Fragt man bei offiziellen Stellen nach, welcher Tätigkeit Snowden beim US-Geheimdienst nachgegangen ist, lautet die vage Antwort üblicherweise: "Systemadministrator". Doch Snowdens Können geht weit über das Warten von Servern und Netzwerken hinaus.

Idealer Kandidat

Er hat Kurse belegt, die Sicherheitsexperten beibringen, wie Hacker zu denken und ihre Techniken zu verstehen. Spätere Zertifikate belegen, dass Snowden über Können verfügt haben könnte, das es ihm ermöglicht hätte, unbemerkt NSA-Computer nach Daten zu durchforsten und jene unter strengem Verschluss gehaltenen Dokumente in die Hände zu bekommen, die er im Juni an die Öffentlichkeit brachte.

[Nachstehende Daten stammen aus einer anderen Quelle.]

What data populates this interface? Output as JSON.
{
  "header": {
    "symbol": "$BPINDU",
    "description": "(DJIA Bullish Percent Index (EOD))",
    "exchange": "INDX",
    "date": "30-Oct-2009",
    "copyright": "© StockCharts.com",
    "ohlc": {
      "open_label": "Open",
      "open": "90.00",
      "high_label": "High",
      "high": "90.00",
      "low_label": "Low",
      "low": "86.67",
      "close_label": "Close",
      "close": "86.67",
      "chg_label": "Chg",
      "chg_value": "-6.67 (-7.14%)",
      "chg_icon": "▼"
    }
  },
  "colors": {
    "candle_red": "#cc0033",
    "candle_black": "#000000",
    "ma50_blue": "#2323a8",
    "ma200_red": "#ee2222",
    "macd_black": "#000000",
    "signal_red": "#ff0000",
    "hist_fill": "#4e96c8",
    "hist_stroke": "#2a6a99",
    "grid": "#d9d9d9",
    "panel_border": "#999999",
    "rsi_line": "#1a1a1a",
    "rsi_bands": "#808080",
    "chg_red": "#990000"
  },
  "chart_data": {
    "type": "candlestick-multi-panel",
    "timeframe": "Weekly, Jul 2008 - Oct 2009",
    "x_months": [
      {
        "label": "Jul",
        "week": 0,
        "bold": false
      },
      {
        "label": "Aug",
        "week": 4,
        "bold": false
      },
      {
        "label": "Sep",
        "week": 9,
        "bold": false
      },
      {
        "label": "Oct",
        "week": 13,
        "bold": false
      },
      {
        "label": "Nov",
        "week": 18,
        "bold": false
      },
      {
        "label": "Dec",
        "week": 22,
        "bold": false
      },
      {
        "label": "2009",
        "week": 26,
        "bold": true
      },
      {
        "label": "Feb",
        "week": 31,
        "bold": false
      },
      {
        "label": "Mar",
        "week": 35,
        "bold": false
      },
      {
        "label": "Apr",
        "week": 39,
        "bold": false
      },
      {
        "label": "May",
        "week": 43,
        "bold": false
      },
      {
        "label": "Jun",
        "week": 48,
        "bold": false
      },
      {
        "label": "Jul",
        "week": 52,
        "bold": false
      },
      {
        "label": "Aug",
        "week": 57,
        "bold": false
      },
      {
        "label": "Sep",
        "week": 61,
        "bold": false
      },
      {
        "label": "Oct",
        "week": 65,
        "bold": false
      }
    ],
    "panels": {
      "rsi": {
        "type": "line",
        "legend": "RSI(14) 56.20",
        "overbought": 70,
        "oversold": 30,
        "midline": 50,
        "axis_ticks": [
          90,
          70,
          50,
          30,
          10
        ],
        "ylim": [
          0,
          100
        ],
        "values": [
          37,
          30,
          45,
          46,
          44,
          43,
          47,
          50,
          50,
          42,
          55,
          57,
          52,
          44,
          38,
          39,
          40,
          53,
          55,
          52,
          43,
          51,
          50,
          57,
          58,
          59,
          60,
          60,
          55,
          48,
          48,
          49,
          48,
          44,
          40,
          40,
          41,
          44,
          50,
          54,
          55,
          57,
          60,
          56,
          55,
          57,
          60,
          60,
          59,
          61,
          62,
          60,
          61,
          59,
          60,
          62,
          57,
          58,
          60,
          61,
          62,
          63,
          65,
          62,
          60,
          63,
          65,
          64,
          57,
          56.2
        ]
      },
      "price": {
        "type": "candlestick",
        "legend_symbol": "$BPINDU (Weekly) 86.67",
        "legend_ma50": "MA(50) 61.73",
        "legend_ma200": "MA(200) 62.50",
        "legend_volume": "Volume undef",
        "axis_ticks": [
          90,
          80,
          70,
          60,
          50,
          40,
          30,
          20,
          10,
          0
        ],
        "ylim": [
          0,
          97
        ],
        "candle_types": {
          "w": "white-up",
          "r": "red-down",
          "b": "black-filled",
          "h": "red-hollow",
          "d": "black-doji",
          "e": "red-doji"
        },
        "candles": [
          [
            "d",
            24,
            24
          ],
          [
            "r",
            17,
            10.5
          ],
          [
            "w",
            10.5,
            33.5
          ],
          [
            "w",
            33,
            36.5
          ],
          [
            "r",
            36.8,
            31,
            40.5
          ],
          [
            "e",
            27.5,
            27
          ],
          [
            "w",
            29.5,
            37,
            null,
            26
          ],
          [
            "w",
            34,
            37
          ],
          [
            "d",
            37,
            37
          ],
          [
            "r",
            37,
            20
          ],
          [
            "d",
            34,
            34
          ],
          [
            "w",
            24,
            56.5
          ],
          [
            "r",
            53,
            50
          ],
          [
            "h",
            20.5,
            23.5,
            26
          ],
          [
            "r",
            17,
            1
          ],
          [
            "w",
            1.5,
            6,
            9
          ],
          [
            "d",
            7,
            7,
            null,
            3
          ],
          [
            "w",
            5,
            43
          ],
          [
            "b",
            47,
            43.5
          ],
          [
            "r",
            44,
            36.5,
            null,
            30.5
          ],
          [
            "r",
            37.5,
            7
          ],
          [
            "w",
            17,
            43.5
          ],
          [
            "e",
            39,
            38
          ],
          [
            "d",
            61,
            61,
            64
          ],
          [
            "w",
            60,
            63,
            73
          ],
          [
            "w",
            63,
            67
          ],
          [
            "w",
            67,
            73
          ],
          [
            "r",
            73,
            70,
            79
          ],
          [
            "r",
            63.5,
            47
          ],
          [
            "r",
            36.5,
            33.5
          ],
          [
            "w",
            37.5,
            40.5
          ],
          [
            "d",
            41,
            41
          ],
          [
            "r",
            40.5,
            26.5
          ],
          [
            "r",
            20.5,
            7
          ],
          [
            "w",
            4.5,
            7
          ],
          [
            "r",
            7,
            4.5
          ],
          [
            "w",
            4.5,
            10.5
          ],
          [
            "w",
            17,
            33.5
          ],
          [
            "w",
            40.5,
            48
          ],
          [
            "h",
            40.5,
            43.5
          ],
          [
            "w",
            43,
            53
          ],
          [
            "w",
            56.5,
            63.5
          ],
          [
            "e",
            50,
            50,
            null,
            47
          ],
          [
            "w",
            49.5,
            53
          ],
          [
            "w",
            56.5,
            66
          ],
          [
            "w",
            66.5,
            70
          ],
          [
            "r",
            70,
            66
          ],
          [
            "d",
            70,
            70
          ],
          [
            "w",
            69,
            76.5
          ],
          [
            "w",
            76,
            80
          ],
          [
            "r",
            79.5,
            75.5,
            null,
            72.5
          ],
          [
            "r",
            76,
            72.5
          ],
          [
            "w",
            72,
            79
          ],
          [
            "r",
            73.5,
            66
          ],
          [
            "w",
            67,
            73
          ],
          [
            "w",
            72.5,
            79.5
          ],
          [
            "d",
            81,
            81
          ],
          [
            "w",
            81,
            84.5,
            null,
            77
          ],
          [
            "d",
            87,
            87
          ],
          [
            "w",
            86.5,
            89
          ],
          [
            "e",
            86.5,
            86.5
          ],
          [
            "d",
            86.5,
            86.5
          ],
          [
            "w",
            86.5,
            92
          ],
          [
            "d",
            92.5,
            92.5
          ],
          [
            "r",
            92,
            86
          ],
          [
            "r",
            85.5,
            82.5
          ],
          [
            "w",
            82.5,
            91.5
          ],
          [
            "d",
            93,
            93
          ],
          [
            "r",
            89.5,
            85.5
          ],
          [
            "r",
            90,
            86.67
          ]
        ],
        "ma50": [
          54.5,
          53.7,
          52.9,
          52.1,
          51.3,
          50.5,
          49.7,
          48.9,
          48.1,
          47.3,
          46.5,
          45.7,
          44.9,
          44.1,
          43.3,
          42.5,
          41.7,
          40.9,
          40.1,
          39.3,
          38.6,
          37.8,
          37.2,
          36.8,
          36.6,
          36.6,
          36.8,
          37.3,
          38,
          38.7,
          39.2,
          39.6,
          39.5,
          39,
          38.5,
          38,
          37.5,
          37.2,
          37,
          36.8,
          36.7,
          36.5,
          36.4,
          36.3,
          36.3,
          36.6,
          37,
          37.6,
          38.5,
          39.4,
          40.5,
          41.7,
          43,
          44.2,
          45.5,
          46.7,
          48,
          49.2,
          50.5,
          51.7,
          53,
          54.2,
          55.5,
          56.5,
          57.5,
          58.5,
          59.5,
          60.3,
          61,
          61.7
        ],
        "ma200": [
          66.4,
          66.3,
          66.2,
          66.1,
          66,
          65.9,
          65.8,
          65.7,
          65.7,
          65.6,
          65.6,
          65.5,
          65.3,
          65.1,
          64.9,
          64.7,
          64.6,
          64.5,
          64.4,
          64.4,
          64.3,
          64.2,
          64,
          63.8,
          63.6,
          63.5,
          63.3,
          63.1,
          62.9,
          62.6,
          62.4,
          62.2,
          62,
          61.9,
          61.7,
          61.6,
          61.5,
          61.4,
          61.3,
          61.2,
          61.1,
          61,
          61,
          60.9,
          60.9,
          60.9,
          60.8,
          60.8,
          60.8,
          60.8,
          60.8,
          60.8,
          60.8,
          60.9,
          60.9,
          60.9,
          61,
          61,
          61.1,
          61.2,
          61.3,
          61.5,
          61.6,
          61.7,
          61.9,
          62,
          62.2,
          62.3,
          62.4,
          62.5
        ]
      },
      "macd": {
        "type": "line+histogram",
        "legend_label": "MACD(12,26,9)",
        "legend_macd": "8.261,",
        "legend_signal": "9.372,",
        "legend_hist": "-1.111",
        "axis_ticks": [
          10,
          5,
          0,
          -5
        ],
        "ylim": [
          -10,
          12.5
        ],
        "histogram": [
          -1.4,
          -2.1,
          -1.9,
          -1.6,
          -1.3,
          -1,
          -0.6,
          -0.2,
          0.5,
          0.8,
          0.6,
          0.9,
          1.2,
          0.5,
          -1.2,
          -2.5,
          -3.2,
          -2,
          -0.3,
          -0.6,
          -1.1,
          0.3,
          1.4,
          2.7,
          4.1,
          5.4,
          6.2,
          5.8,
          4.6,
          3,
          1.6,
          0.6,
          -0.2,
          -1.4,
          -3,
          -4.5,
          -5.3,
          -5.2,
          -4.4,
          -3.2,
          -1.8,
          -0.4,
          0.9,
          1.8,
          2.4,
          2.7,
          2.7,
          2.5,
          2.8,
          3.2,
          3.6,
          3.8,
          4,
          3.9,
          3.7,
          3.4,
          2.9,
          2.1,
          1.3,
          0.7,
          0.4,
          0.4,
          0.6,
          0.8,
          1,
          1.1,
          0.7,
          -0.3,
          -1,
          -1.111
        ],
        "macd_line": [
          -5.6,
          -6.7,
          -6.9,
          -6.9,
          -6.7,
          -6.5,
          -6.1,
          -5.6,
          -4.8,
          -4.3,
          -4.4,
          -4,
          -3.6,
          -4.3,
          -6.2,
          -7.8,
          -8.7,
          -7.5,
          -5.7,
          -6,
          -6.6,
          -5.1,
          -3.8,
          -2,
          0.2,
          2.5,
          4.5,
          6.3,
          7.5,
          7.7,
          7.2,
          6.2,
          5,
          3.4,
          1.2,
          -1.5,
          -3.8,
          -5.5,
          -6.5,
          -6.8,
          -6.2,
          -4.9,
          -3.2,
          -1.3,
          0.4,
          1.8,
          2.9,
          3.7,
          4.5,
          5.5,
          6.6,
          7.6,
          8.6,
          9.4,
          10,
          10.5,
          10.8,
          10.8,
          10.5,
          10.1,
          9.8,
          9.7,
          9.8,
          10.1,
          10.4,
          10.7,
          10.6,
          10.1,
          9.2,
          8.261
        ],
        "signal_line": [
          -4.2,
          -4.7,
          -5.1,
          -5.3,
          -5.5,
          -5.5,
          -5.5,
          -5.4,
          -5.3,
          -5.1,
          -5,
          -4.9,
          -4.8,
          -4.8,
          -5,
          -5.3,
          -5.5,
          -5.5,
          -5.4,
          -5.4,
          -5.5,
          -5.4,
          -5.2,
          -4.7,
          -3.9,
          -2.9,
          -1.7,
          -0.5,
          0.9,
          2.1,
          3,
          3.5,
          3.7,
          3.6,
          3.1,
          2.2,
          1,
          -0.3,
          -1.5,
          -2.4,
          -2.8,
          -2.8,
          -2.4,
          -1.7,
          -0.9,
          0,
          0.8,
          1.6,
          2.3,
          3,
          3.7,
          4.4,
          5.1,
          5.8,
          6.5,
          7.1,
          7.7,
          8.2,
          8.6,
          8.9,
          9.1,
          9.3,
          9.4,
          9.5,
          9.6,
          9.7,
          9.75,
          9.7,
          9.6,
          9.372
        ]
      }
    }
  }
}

Während er für die NSA arbeitete, weitete er seine Fähigkeiten immer stärker aus und erhielt auch größere Verantwortung. Sein Lebenslauf zeichnet das Bild eines Sicherheitsexperten, wie ihn der Geheimdienst wohl jederzeit rekrutieren würde. "Wenn er die Regierungsnetzwerke auf fremden Zugriff geprüft hat, könnte er sehr breiten Zugang (zu Informationen, Anm.) gehabt haben", sagt James Lewis vom Center for Strategic and International Studies.

Experte für Cyberspionage-Abwehr

Zuletzt war Snowden bei einer NSA-Einrichtung in Hawaii tätig, wo er im April als Infrastruktur-Analyst zu arbeiten begann und für die Sicherheit der Windows-Infrastruktur im Pazifikraum. Zuvor arbeitete er im Namen des Nachrichtendienstes vier Jahre lang mit Dell. Der Computerhersteller liefert Hardware an die NSA. Während dieser Zeit stieg er vom Supervisor für Systemupgrades auf zum "Cyberstrategen" und "Experten für Cyberspionage-Abwehr".

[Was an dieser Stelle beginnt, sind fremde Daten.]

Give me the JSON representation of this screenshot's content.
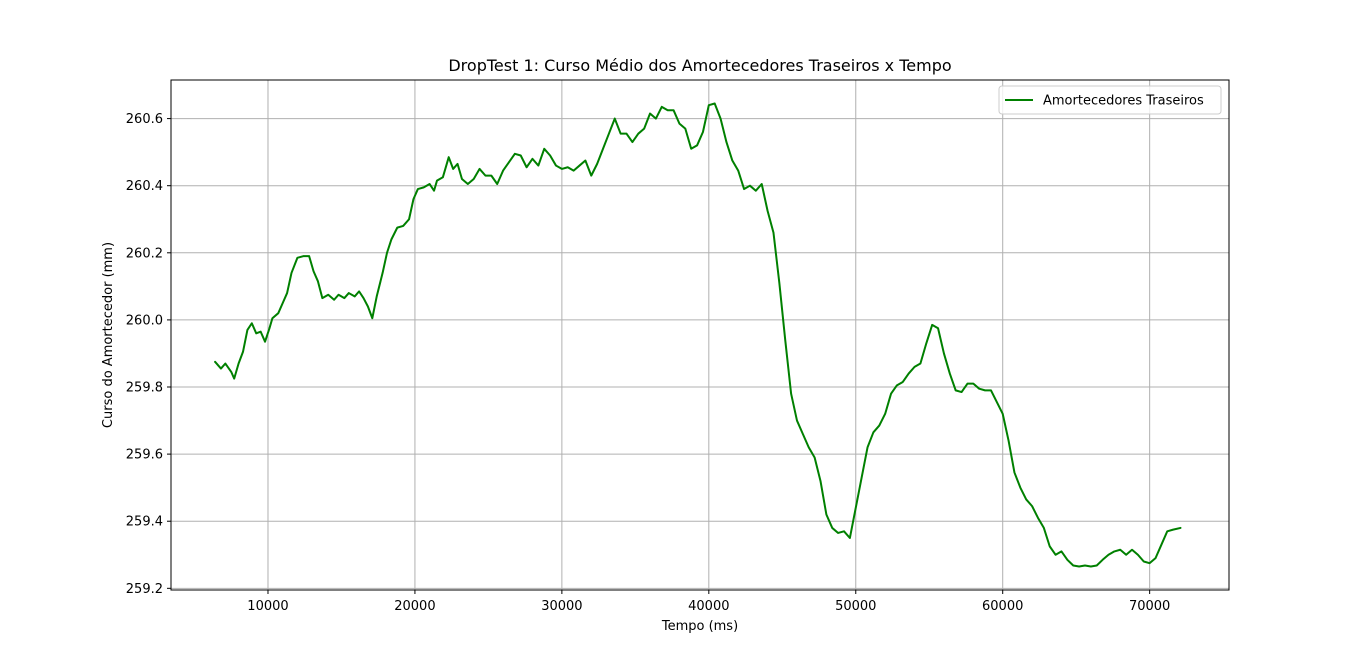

Dass Snowden im Alleingang streng geheime Dokumente sammeln und ans Tageslicht bringen konnte, ist auch ein Hinweis darauf, dass das interne Sicherheitssystem der NSA versagt hat. Er dürfte bei seiner Informationssuche aber auch entsprechend vorsichtig vorgegangen sein, erklärt Michael Maloof, Softwareentwickler für interne Monitoringsysteme, der "New York Times".

Mit seiner Übung als Hacker dürfte er immer in kleinen Schritten und an verschiedenen Stellen Sicherheitsmechanismen ausgehebelt haben, um an die gewünschten Informationen zu kommen. Selbst, wenn eine der Kompromittierungen aufgeflogen wäre, hätte er sich immer noch darauf berufen können, dass es sich um einen Testangriff zur Überprüfung der Sicherheit handle.

Highschool-Abbrecher

Snowden wuchs in der südlichen Vorstadt von Baltimore auf, viele seine Nachbarn arbeiteten im NSA-Hauptquartier in Fort Meade. Er selbst kehrte dem konventionellen Schulsystem noch während der Highschool den Rücken und bildete sich in technischen Kursen fort.

Früh zeigte er Interesse dafür, sich online anonym zu bewegen. "Ich würde nicht mal wollen, dass Gott weiß, wo ich gewesen bin", wird ein User auf der Plattform Ars Technica zitiert, der wahrscheinlich Snowden gehören dürfte.

Von Genf nach Japan

2006 heuerte er beim CIA an und arbeitete ein Jahr später bereits als Geheimdiensttechniker in Genf, getarnt als diplomatischer Attaché. Dort verrichtete er relativ unspektakuläre IT-Arbeit, wurde aber immer wieder für temporäre Sonderaufträge – unter anderem "Unterstützung des US-Präsidenten" - herangezogen.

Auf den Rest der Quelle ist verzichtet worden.